Incontriamo l’Assessore all’Agricoltura Regione Lombardia Gianni Fava per capire il suo punto di vista su due tematiche per noi di grande interesse: educazione alimentare e nazionalizzazione di Parmalat.
Perché è importante l’educazione alimentare per l’assessorato regionale lombardo?
“L’agroalimentare è una delle voci più importanti dell’economia lombarda, pari a oltre 13 miliardi di euro in termini agricoli, che significa un indotto vicino ai 40 miliardi per il comparto primario.
La Lombardia può contare sulle più importanti Dop per valore esportato nel mondo e su una grande tradizione sulla preparazione del cibo, figlio di una cultura che ha saputo coniugare, in ogni epoca, i propri giacimenti territoriali.
L’educazione alimentare è un modo di trasmettere i valori della tradizione agricola ed enogastronomica lombarda e, allo stesso tempo, di indicare ai più giovani modelli di alimentazione improntati all’equilibrio. È grazie alla varietà alimentare, alla stagionalità dei prodotti, al saper valorizzare tutti i prodotti che, insieme all’attività fisica, aiutano a mantenersi in salute. In questo modo Regione Lombardia manda un messaggio che non è soltanto agricolo, ma che riguarda il futuro stesso dei propri cittadini, anche sul tema della sanità”.
La nazionalizzazione di Parmalat perché la riterrebbe strategica?
“Con un governo di dilettanti allo sbaraglio che ci ritroviamo, sarei dell’idea che meno lo stato ha poteri sulle imprese, meglio è. Basta già una delle tassazioni più aspre al mondo, senza in cambio nulla dare ai cittadini, a descrivere la pochezza di Renzi e della sua compagnia di giro.
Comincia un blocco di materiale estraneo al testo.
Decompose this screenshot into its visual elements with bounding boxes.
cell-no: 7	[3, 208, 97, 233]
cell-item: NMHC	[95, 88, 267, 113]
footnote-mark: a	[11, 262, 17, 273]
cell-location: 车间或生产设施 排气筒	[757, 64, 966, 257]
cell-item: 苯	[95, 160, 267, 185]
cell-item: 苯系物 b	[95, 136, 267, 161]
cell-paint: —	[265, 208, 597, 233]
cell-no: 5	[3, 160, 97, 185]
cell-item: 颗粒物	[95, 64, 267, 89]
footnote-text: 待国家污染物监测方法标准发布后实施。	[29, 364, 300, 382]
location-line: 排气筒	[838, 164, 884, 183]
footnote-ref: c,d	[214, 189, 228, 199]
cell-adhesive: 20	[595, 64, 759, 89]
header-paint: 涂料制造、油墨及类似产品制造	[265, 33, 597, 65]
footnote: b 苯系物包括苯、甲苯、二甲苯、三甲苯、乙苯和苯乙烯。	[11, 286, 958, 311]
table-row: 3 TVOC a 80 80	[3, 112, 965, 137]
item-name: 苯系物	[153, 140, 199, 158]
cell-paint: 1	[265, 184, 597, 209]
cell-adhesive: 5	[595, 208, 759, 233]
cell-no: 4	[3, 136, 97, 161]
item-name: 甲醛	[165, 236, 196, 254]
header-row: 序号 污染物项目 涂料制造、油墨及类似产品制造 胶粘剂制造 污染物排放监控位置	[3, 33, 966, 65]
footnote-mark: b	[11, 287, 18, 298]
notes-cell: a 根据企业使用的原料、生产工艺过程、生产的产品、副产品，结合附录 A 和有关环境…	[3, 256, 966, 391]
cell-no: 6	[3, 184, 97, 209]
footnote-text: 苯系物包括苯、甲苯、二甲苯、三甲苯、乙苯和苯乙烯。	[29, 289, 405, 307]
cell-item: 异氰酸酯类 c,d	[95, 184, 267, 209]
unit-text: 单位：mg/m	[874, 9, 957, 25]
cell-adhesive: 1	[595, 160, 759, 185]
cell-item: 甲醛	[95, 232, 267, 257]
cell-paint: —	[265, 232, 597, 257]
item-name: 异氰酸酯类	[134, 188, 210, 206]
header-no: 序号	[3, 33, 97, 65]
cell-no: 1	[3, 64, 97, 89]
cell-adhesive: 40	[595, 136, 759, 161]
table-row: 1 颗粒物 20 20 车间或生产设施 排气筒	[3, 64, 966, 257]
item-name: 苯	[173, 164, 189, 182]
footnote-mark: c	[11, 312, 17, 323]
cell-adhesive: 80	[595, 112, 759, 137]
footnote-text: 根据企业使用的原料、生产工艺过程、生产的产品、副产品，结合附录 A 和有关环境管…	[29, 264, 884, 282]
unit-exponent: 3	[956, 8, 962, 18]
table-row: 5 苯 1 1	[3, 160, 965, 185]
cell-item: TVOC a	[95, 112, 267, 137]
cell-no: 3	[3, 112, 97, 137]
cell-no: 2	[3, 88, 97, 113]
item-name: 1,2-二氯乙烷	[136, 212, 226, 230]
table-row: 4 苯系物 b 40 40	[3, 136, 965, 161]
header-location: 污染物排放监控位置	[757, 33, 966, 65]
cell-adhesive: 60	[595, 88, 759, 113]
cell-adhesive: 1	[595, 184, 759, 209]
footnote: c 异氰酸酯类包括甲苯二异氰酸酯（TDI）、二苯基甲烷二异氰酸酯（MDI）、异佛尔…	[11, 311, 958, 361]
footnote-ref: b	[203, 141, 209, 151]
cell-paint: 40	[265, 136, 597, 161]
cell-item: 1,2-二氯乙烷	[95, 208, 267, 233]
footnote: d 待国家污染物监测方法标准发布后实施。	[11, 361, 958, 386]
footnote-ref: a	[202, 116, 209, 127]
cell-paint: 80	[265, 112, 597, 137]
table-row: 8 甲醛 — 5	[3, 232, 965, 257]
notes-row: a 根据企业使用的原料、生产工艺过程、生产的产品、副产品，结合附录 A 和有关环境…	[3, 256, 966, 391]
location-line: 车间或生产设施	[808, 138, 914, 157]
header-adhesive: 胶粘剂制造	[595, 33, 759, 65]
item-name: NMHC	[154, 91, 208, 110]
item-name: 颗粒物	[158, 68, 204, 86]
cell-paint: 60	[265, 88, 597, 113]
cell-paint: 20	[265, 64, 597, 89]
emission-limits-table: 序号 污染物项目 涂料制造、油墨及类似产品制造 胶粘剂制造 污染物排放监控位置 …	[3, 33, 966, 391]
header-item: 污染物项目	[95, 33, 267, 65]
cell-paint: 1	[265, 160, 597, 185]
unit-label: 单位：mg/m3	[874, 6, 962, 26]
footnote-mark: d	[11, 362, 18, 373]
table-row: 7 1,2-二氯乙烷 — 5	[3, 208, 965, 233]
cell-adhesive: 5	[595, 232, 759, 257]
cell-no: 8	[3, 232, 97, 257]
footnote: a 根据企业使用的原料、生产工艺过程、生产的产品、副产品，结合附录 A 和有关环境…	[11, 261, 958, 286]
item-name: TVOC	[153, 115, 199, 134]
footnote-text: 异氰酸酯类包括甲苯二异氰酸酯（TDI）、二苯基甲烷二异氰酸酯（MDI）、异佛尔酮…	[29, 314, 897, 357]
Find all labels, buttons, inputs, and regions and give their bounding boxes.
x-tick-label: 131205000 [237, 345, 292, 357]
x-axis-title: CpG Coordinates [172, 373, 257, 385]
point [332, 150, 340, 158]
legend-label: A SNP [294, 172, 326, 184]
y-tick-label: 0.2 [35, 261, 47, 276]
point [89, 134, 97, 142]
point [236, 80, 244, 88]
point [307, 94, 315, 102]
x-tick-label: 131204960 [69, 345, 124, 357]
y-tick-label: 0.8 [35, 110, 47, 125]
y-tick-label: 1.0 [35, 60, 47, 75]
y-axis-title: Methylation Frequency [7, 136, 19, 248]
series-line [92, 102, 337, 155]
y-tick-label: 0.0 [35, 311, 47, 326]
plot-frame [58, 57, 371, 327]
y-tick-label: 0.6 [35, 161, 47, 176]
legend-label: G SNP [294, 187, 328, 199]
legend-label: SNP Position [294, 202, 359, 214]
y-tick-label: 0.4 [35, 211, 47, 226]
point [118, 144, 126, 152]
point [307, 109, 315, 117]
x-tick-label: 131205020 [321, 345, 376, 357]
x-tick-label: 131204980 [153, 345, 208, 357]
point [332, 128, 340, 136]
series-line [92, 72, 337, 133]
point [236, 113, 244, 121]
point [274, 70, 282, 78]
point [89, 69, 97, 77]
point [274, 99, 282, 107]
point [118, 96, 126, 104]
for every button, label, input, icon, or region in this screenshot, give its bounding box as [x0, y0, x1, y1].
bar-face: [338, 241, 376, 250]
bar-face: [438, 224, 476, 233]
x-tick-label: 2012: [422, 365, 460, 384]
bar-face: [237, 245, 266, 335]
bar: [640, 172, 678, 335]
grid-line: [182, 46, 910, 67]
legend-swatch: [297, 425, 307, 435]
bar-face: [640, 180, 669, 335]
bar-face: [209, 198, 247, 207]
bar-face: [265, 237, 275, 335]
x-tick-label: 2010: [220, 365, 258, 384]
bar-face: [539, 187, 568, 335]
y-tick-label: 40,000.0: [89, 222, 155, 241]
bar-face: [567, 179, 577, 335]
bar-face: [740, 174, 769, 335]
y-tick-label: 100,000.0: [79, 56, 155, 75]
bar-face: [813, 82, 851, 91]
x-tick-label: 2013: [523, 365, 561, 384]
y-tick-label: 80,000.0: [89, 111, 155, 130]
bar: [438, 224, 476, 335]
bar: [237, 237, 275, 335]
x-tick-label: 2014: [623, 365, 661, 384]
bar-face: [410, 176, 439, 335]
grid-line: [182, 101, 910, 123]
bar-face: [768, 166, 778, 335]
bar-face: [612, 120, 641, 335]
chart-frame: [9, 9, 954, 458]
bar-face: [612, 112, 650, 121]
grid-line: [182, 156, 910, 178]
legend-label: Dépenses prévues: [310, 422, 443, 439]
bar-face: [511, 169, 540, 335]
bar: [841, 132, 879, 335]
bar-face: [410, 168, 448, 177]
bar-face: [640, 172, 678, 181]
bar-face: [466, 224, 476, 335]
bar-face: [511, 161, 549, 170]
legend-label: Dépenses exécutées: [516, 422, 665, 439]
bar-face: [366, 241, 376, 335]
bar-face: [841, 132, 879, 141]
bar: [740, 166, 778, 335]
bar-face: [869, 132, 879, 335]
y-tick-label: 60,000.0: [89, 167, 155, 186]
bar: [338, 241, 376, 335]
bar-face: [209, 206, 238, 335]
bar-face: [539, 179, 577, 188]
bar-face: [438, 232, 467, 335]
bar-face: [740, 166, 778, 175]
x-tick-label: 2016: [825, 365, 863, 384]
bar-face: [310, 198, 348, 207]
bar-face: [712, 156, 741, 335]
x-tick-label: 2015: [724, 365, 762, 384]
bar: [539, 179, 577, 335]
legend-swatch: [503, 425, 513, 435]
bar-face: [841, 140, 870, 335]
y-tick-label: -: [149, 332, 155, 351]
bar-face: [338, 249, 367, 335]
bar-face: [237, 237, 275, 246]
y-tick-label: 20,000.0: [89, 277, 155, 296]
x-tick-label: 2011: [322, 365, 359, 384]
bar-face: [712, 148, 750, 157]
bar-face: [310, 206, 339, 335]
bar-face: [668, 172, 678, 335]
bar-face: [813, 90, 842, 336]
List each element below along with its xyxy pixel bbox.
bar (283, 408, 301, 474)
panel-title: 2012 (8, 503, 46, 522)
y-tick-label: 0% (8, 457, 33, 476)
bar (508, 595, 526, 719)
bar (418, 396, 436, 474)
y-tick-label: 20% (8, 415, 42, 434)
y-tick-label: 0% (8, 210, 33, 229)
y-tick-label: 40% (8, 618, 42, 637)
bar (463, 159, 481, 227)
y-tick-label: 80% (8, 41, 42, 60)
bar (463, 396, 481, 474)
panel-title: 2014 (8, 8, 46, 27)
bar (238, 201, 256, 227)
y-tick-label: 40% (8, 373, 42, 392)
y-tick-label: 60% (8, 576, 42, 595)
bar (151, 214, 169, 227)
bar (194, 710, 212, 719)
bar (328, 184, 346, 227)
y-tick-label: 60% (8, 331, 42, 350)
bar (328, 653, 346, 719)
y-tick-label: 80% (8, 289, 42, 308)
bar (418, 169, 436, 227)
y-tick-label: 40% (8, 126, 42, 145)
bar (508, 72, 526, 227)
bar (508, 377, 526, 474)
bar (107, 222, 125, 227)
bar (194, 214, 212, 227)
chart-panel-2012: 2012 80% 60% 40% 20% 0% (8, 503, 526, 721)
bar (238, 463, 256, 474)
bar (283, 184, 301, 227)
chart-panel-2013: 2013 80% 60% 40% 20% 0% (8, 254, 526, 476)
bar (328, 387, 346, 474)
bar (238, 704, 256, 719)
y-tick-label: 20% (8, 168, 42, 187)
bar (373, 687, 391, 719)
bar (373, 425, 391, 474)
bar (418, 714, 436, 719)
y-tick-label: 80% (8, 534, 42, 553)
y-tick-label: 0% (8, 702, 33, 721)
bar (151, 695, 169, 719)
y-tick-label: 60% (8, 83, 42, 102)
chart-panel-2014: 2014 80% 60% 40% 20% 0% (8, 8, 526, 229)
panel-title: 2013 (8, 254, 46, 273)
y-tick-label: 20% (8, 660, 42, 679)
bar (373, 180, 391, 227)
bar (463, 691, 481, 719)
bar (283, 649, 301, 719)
Lanciai l’idea della nazionalizzazione di Parmalat in un momento di grande tensione fra allevatori e industria di trasformazione, in occasione del rinnovo del contratto di conferimento del latte.
Nazionalizzazione o no, sono veramente molti i problemi del comparto lattiero caseario e, in modo particolare, dei produttori. L’accordo che il Mipaaf si è prodigato a far saltare lo scorso luglio a 37 centesimi in Lombardia è stato ripreso, ma in chiave peggiorativa, nell’intesa romana. Non mi pare che il ministero della Burocrazia agricola brilli per lungimiranza, ma se lo dico io si scatenano le badanti PD del Ministro Martina, gigantesca delusione lombarda, forse più del ministro precedente, che almeno aveva la scusa di non aver mai visto l’agricoltura vera.
Al di là dei toni trionfalistici del governo, la verità purtroppo emerge dalle parole degli allevatori, insoddisfatti dell’accordo a 37 centesimi e preoccupati per il futuro.
Semmai, il caso Parmalat è lo specchio di una situazione che vede alcuni grandi marchi del Made in Italy in mano straniera. Non soltanto Parmalat, Invernizzi o Galbani, ma anche in altri comparti strategici dell’olio di oliva o del prosciutto di Parma. La riflessione si sposta dunque a quale futuro vogliamo dare all’agroalimentare Made in Italy, se da protagonista nel mondo o subalterno alle strategie di aziende estere, che conoscono bene il valore del nostro Made in e lo sfruttano a loro vantaggio”.